Why are foundations ignoring the needs of rural Americans along with the investment and innovation opportunities that abound in rural communities? NCRP’s 2007 research highlighted a few challenges:
- Misperceptions of rural people and places.
- Rural communities’ isolation from the foundation world.
- Philanthropy’s reliance on big numbers and scaling up.
- Rural social sector capacity issues.
- Weak local infrastructure.
A few of these are issues of foundation perception or knowledge – issues funders can and should change. An opinion poll commissioned by the W.K. Kellogg foundation in 2002 noted that many funders held what one rural nonprofit director call the “Norman Rockwell picture of rural America.” Self-reliance, mutual aid and pastoral splendor certainly are facets of rural life, but just as common are struggling education systems, environmental degradation and generationally entrenched poverty. It is up to sector support groups like NCRP, as well as foundations themselves, to commit to discerning and disseminating an accurate picture of rural needs.
Just as important, however, are rural opportunities. Rural giving offers a chance for foundations to strengthen rural nonprofit infrastructure through grants, and spark the economies of capital-starved rural communities through mission investing. As the editorial board at the Cedar Rapids, Iowa, Gazette put it, “There’s a compelling case to be made … that answers to some of our biggest collective issues – climate change, clean energy and global food security – will be found not in a city center, but farther afield.” The dearth of funding for rural communities deprives the social sector of opportunities to develop innovative solutions to pressing problems.
The rural funding gap makes clear social sector leadership has failed rural communities. In 2007, then-Montana Senator Max Baucus, chair of the committee with legislative oversight of the foundation sector, called for a doubling of philanthropic investment in rural communities, as reported by Nonprofit Quarterly. This was followed by silence and a disappointing lack of follow-up from Baucus himself. Rural philanthropic investment only declined.
In 2011, the trade association Council on Foundations — arguably then the most powerful organization in the sector — signed a memorandum of understanding with the USDA to inject capital and other resources into rural communities. A handful of summits and research products followed, but once again rural philanthropic investments declined.
It’s time we acknowledge that institutional philanthropy is unlikely to embrace rural funding through a top-down approach. In hindsight Senator Baucus’s demand looks like cynical political posturing. And the Council is, to a large extent, governed by its foundation members, not the other way around. It will take a grassroots campaign of organizing rural voices to demand foundations live up to their public trust and move institutional philanthropy toward a more just, effective strategy in rural America.

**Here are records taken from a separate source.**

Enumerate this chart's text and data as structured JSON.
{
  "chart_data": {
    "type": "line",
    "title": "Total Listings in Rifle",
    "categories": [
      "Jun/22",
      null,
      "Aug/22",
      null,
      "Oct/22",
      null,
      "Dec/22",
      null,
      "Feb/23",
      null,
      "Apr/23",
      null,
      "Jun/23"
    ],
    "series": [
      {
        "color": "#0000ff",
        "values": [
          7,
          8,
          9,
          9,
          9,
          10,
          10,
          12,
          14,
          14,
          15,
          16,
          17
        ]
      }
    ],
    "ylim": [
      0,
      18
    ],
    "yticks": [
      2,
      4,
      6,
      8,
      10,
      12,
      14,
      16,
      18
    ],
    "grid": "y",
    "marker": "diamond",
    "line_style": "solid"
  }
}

A campaign for rural philanthropic investment would mobilize underrepresented voices to educate foundation leadership about the reality of life in rural America, and about the opportunities that exist there. It would build the power of rural organizations, connecting them both with one another and national funders. It would suggest ways to measure impact that don’t rely on raw numbers or the potential to rapidly scale up. And it would remind foundations that they ought to invest in rural social sector capacity – instead of using its relative weakness to excuse their neglect.
Secretary Vilsack’s comments distilled over a decade of frustration with the philanthropic sector from rural constituents and their champions. Now it’s time for leaders like Vilsack, and others in the social sector who care about equity and opportunity, to build a campaign that will make philanthropy pay attention.